High school bond carries into college

When you go away to college, you still return for a high school football game or two, but as the years pass your attachments at your high school dwindle and you realize as a senior that no one you attended high school with is still there. They are all in college too.

But while many would sooner forget those teenage days, some still linger in their high school glory days.

They still wear their conference championship rings and follow the statistics of their alma mater.

Many have even continued those glory days as collegiate athletes while the rest participate in intramurals, adapt the college life into `beer baseball’ and tailgate before the football games – none of which are done in high school.

Now as a senior, I still receive the e-mails from my former coach about a team I don’t even know. Yet I’m interested to know that the Hoffman Estates girls’ cross country team finished third in conference this weekend. And I’m proud of them.

But I’m not alone in this bond.

Many students from the infamous Providence High School still hold their football team to the high standards it had when they were teenagers.
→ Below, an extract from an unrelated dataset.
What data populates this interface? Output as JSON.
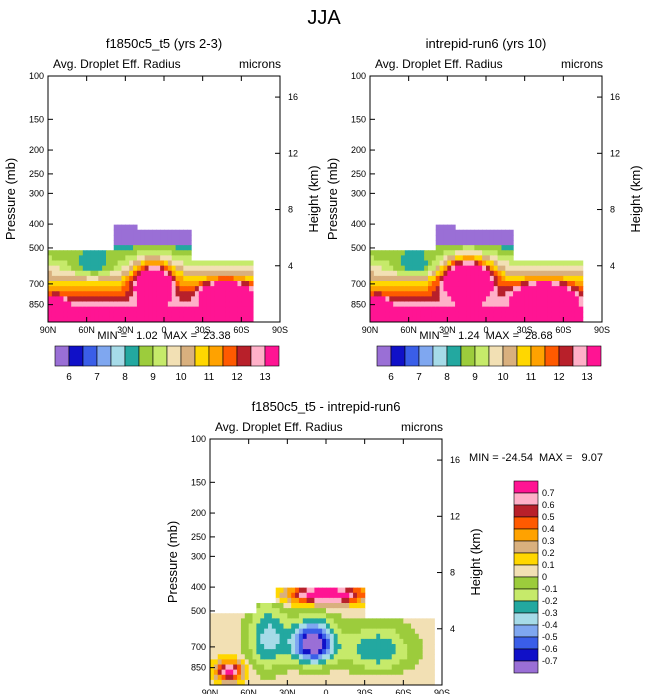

You just can’t overlook Sunday’s Chicago Tribune prep sports section with Providence bannered across the top for their latest victory on the football field.

Whether you played sports in high school, cheered on your friends, or simply supported as a fan, college students around the Midwest still follow these same schools today.

While you may say that high school was the best days of your life, others now will argue that it is college. College also holds strong ties, but we may not realize them until we graduate, as we do now with high school.

Years from now we will look back on the Panthers and remember sitting in Lantz Arena, O’Brien Stadium or other athletic venues and remember the good old days.

Maybe in ten years we’ll be traveling back to Charleston for the Homecoming game or buying a plane ticket to watch the Panthers at the NCAA tournament. But until then, I’ll be sitting in the stands at Eastern and reading high school e-mails about teams I will never know.